If we merely examine ourselves through the lens of the world’s subjective and comparative standards we end up feeling pretty good. Remember, Jesus said “unless your righteousness EXCEEDS…” Therefore, unless we have the righteousness of Christ, His perfection, and His Holy Spirit dwelling within us, then Jesus says that we are surely unfit for His Kingdom.

The test isn’t any list of things we’ve done or accomplished. It’s not about the trials we’ve gone through, what we’ve sacrificed or lost, or how we’ve pulled ourselves up. It’s not about about church doctrine, mental resolve, or personal piety. It’s about Immanuel, God, dwelling within us.
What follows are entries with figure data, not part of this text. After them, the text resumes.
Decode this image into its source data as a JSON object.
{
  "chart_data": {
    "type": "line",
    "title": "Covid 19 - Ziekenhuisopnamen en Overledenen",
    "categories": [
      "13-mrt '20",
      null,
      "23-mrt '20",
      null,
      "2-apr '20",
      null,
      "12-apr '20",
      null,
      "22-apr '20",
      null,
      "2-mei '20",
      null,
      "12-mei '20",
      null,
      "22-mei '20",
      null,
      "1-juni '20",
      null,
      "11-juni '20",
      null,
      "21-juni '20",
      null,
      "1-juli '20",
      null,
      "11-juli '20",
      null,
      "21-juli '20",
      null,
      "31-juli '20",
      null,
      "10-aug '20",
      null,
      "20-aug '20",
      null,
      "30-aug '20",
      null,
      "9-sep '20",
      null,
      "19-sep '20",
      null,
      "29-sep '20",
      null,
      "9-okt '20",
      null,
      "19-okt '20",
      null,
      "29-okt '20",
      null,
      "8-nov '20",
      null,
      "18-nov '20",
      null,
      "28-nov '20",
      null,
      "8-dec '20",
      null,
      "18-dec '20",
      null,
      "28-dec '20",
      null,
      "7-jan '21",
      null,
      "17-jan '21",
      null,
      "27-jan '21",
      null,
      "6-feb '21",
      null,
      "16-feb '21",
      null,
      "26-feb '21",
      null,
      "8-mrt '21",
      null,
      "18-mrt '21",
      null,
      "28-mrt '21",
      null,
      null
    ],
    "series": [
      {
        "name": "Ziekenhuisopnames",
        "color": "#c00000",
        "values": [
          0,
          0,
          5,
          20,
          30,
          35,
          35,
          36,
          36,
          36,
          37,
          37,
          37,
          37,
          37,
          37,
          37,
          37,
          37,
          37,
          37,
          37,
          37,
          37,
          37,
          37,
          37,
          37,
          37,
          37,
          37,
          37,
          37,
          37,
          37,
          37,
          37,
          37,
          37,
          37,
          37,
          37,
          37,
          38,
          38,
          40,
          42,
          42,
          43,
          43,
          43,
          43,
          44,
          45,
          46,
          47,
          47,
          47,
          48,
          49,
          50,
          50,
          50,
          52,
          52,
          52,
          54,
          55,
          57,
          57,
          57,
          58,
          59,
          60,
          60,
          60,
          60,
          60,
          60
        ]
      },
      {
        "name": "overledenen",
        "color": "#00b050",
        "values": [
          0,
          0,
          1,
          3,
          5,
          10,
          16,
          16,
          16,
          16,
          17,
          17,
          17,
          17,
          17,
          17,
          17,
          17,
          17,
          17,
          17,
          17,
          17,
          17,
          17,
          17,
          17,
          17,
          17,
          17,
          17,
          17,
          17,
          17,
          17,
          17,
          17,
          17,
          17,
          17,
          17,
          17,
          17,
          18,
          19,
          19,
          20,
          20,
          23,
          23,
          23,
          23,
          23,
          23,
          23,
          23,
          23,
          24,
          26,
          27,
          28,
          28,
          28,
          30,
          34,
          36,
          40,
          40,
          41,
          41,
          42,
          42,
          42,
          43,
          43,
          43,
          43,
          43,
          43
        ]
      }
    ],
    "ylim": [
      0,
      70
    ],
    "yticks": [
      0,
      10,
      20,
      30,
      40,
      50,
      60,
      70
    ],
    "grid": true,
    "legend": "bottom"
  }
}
There is a way that appears to be right, but in the end it leads to death.
-Proverbs 16:25

We invent creative ways of examining. We’re experts in fooling ourselves. We’ve perfected the art of death. That’s why it’s not enough to merely examine ourselves. Nor is it enough to get the opinion of others. Instead, we need to call out to God Almighty and ask Him to examine us. We need to pray as the Psalmist prayed:

Test me, LORD, and try me, examine my heart and my mind. -Psalm 26:2

The beauty of Scripture is that after God examines and reveals our unworthiness, Jesus responds in love. That’s why He came. No, we’re not worthy. Thankfully, He is. Graciously, He’s the Way.